3. Performance Tests

  • Load testing with 1000+ reports
  • Concurrent processing
  • Search response times

4. Security Tests

  • Access control validation
  • SQL injection prevention
  • Cross-team data isolation

Dependencies: What We Need to Make This Work

To implement this system, we’ll rely on several key dependencies:

  • Supabase Vector extension
  • OpenAI API for embeddings
  • Background job processing (Supabase Edge Functions)
  • Additional storage for images

Risks and Mitigations: Planning for the Unexpected

No project is without risks. We need to anticipate potential challenges and have mitigation strategies in place. Here are some risks we’ve identified and how we plan to address them:

1. Storage Costs

  • Mitigate with image compression and retention policies

2. Processing Time

  • Use queue system and show progress indicators

3. Search Quality

  • Implement feedback loop for search improvement

4. Data Privacy

  • Encrypt sensitive report data at rest

Future Enhancements: What’s Next?

This is just the beginning!

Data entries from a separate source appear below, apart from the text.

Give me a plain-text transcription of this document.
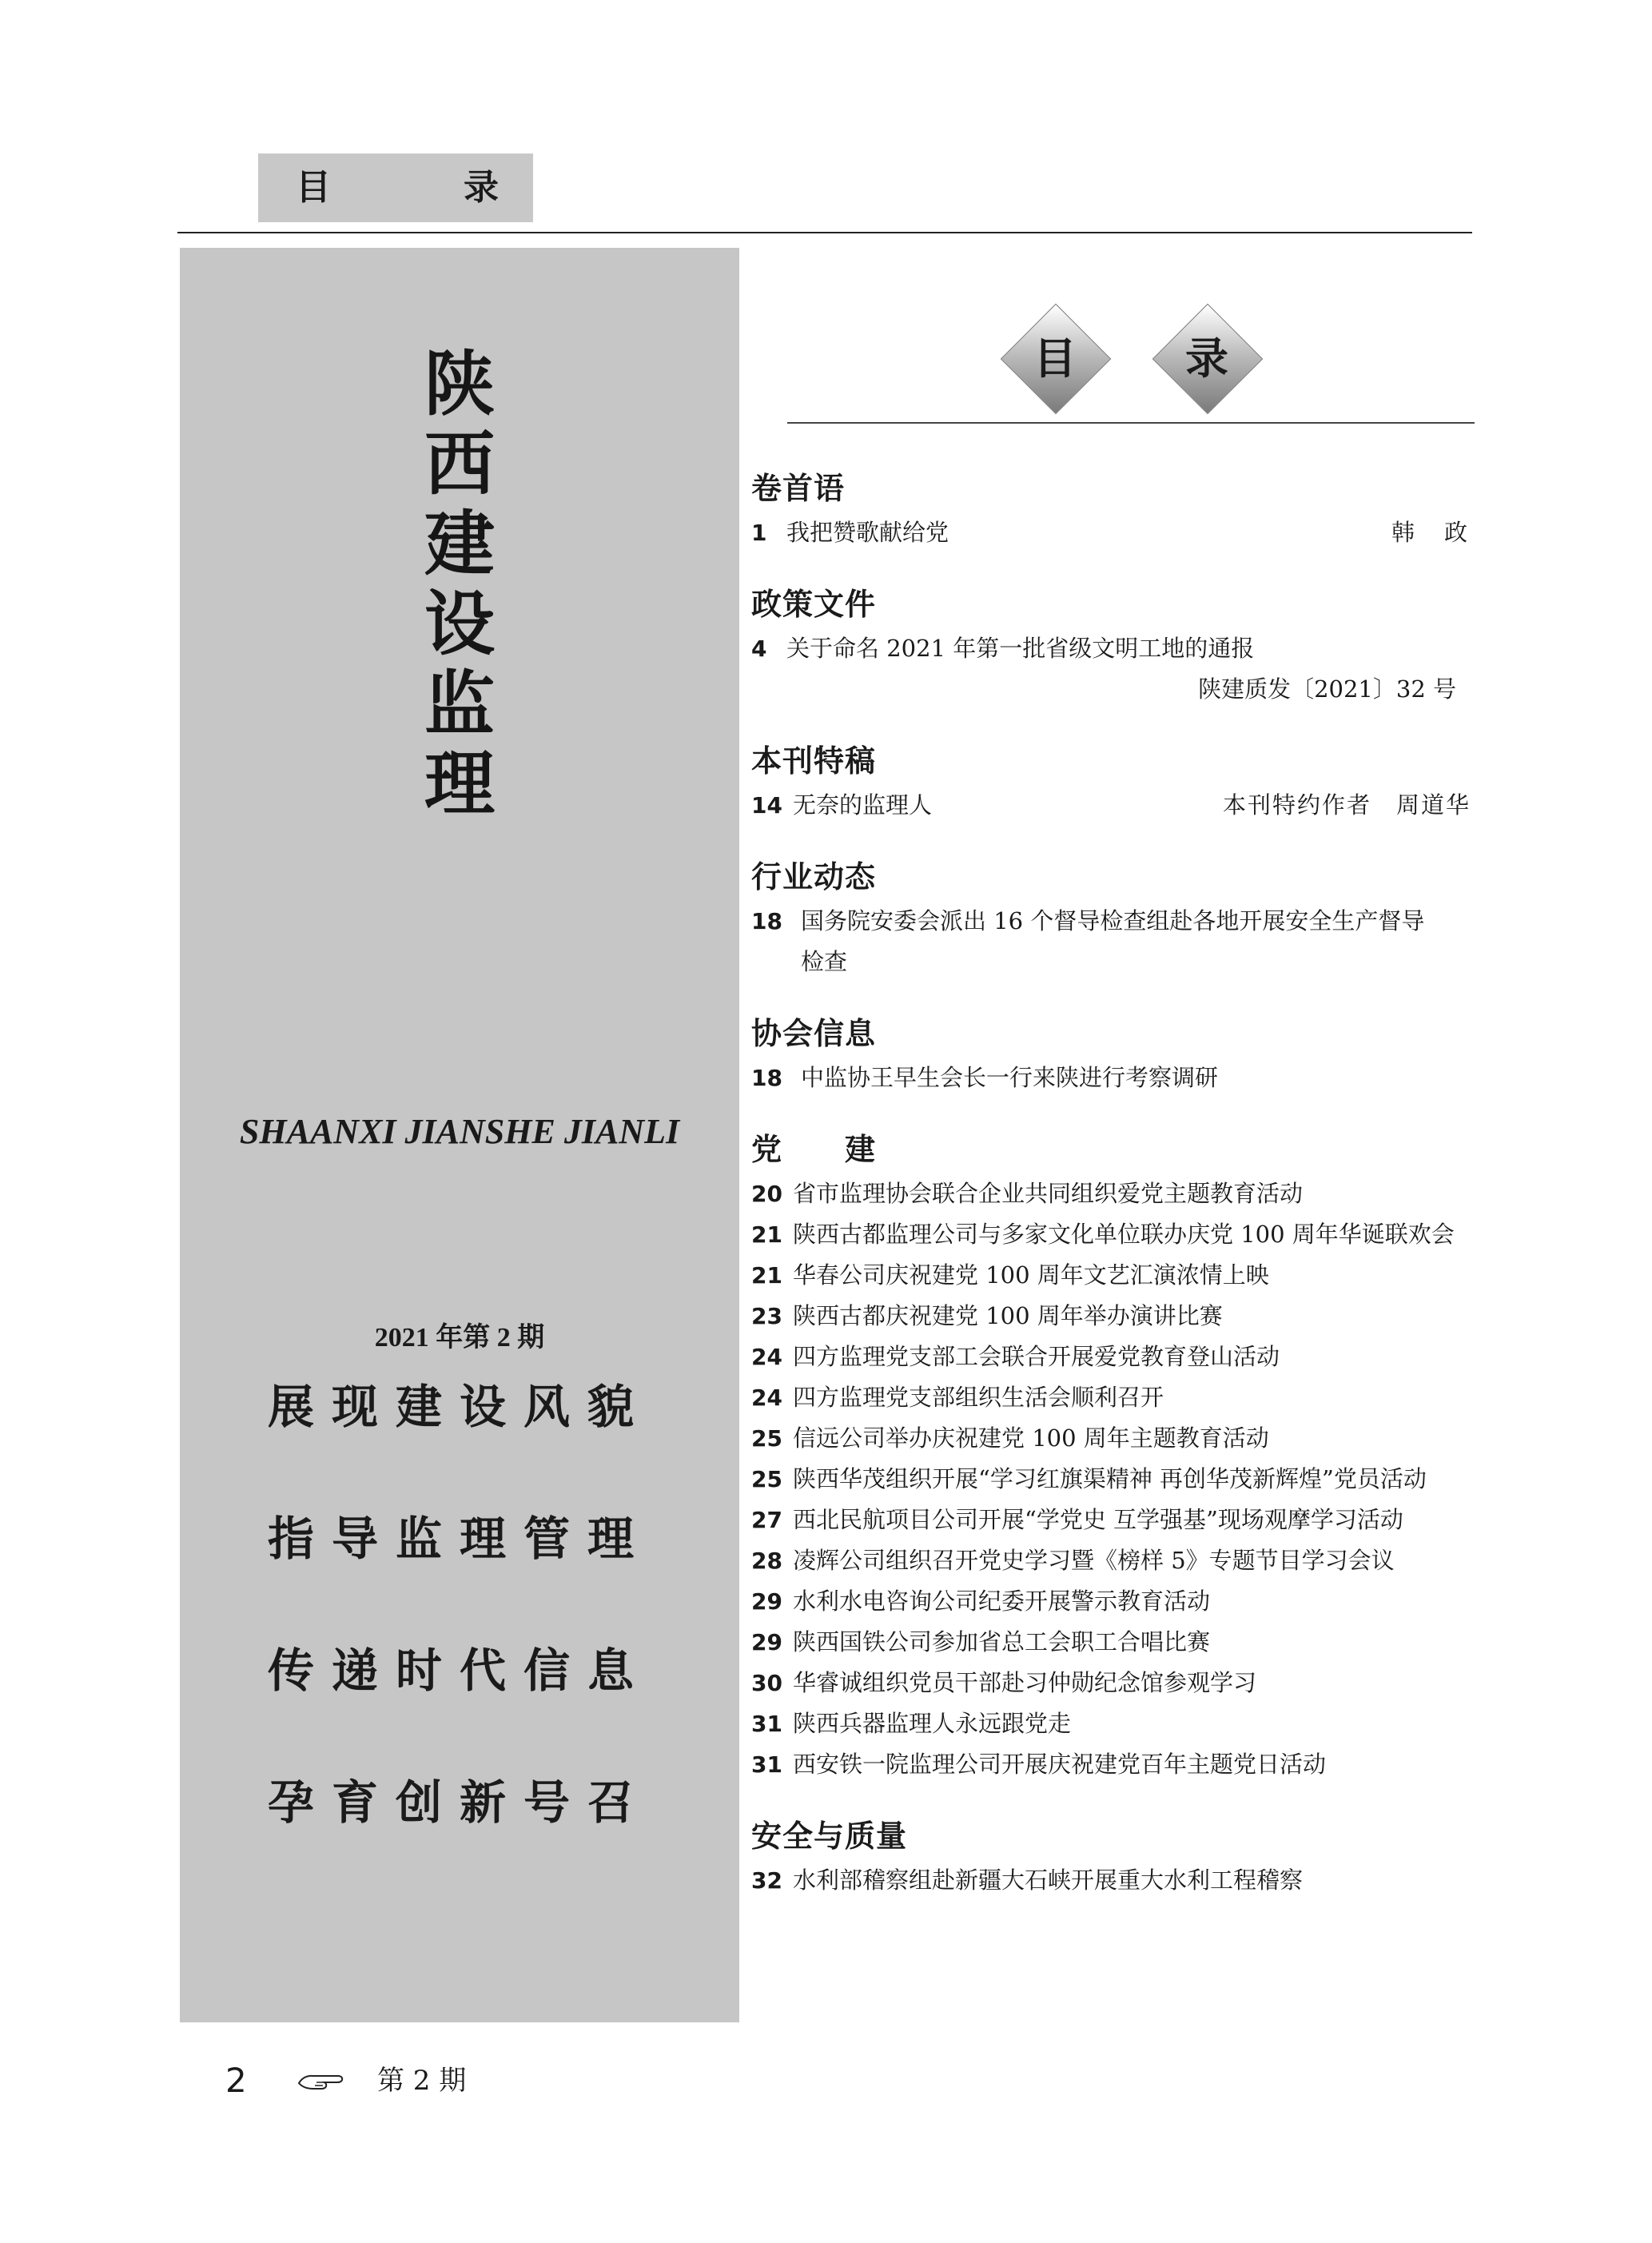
目	录
陕
西
建
设
监
理
SHAANXI JIANSHE JIANLI
2021 年第 2 期
展现建设风貌
指导监理管理
传递时代信息
孕育创新号召
目	录
卷首语
1 我把赞歌献给党	韩　政
政策文件
4 关于命名 2021 年第一批省级文明工地的通报
陕建质发〔2021〕32 号
本刊特稿
14 无奈的监理人	本刊特约作者　周道华
行业动态
18 国务院安委会派出 16 个督导检查组赴各地开展安全生产督导
检查
协会信息
18 中监协王早生会长一行来陕进行考察调研
党　　建
20 省市监理协会联合企业共同组织爱党主题教育活动
21 陕西古都监理公司与多家文化单位联办庆党 100 周年华诞联欢会
21 华春公司庆祝建党 100 周年文艺汇演浓情上映
23 陕西古都庆祝建党 100 周年举办演讲比赛
24 四方监理党支部工会联合开展爱党教育登山活动
24 四方监理党支部组织生活会顺利召开
25 信远公司举办庆祝建党 100 周年主题教育活动
25 陕西华茂组织开展“学习红旗渠精神 再创华茂新辉煌”党员活动
27 西北民航项目公司开展“学党史 互学强基”现场观摩学习活动
28 凌辉公司组织召开党史学习暨《榜样 5》专题节目学习会议
29 水利水电咨询公司纪委开展警示教育活动
29 陕西国铁公司参加省总工会职工合唱比赛
30 华睿诚组织党员干部赴习仲勋纪念馆参观学习
31 陕西兵器监理人永远跟党走
31 西安铁一院监理公司开展庆祝建党百年主题党日活动
安全与质量
32 水利部稽察组赴新疆大石峡开展重大水利工程稽察
2	第 2 期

Once we have the core system in place, there are many exciting enhancements we can explore. Here are a few ideas:

  • Report comparison over time
  • Team performance aggregations
  • Export to various formats
  • Automated insights generation
  • Report sharing with external parties

Conclusion: A Smarter Way to Handle Reports

Implementing persistent report storage with vector search and role-based access is a significant step forward for our team. It will make our reports more accessible, searchable, and secure. By following our implementation plan and addressing potential risks, we’re confident that we can deliver a system that meets our needs and sets us up for future success. Let's get to work, guys!